Jim Port 01-11-2009 02:57 PM

You may want to verify the proper ampacity of your new dryer. Most are 30 amps wire with number 10 wire. You said yours is 15 amp.

If your really is 15 amp your breaker needs to be changed.

thelimit 01-11-2009 03:04 PM

Actually the dryer reads 22a. I am about to connect a 4 wire cord and use the 4 wire receptacle instead

rgsgww 01-11-2009 03:09 PM

You need a 15 amp "double pole" breaker for this dryer.

thelimit 01-11-2009 04:13 PM

can you elaborate why i would need a 15 amp double pole rather than a 30 amp double pole that i already have?

being that the dryer read 22 amp 15 amp should not work?

InPhase277 01-11-2009 04:30 PM

Quote:

Originally Posted by Gigs (Post 211034)
The neutral wouldn't be tied to the chassis anyway (would create parallel current paths), so you have a different fault.

The chassis is tied to the neutral in a 3-wire setup. This was how dryers were grounded since WWII.

rgsgww 01-11-2009 04:56 PM

Quote:

Originally Posted by thelimit (Post 211102)
can you elaborate why i would need a 15 amp double pole rather than a 30 amp double pole that i already have?

being that the dryer read 22 amp 15 amp should not work?


Sorry for the confusion, when I posted, your post about it being 22 amps was not shown.

The breaker there is fine. All you need to do is replace the cord with a 4 prong and the outlet back to 4 prong.

tribe_fan 01-11-2009 05:08 PM

If he goes to the 4 wire - wont he need to remove the jumper on the dryer too ? ( assuming it was even on ? ) ( see InPhase 277 post)

3 wire = Jumper connected
4 wire = Jumper Removed.

thelimit 01-11-2009 05:12 PM

THANKS FOR ALL THE HELP PROBLEM SOLVED

I switch to 4 wire and removed the neutral to ground jumper all is working well . amperage is 22 from dryer and my breaker is double pole 30a.

thanks again guys

chris75 01-11-2009 05:31 PM

Quote:

Originally Posted by thelimit (Post 211136)
THANKS FOR ALL THE HELP PROBLEM SOLVED

I switch to 4 wire and removed the neutral to ground jumper all is working well . amperage is 22 from dryer and my breaker is double pole 30a.

thanks again guys


All the info you asked for should have been in your owners manual...

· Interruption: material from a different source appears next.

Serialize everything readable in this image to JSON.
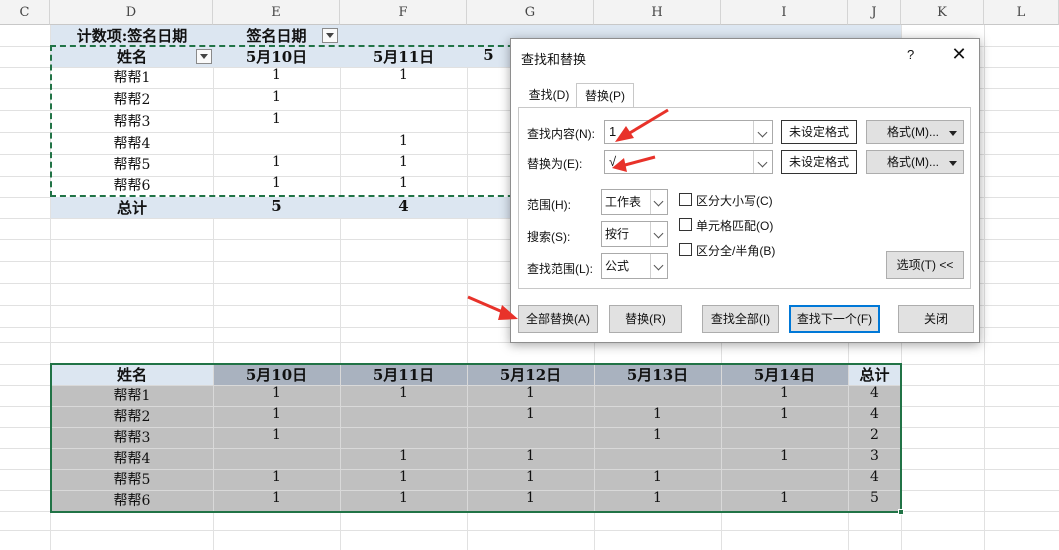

Pudge565 01-12-2009 08:24 AM

Quote:

Originally Posted by Jim Port (Post 211040)
You may want to verify the proper ampacity of your new dryer. Most are 30 amps wire with number 10 wire. You said yours is 15 amp.

If your really is 15 amp your breaker needs to be changed.

No he would not have to change the breaker. The breaker protects the wireing NOT the device. As long as the wire is 10 AWG a 30 amp breaker is fine.

Gigs 01-12-2009 08:34 AM

Quote:

Originally Posted by InPhase277 (Post 211111)
The chassis is tied to the neutral in a 3-wire setup. This was how dryers were grounded since WWII.

Why would it be this way in a dryer that was 120/240 and shocking him?!

Obviously this is a fault.

rgsgww 01-12-2009 10:31 AM

Quote:

Originally Posted by Pudge565 (Post 211410)
No he would not have to change the breaker. The breaker protects the wireing NOT the device. As long as the wire is 10 AWG a 30 amp breaker is fine.


It depends on the manufacturers specifications.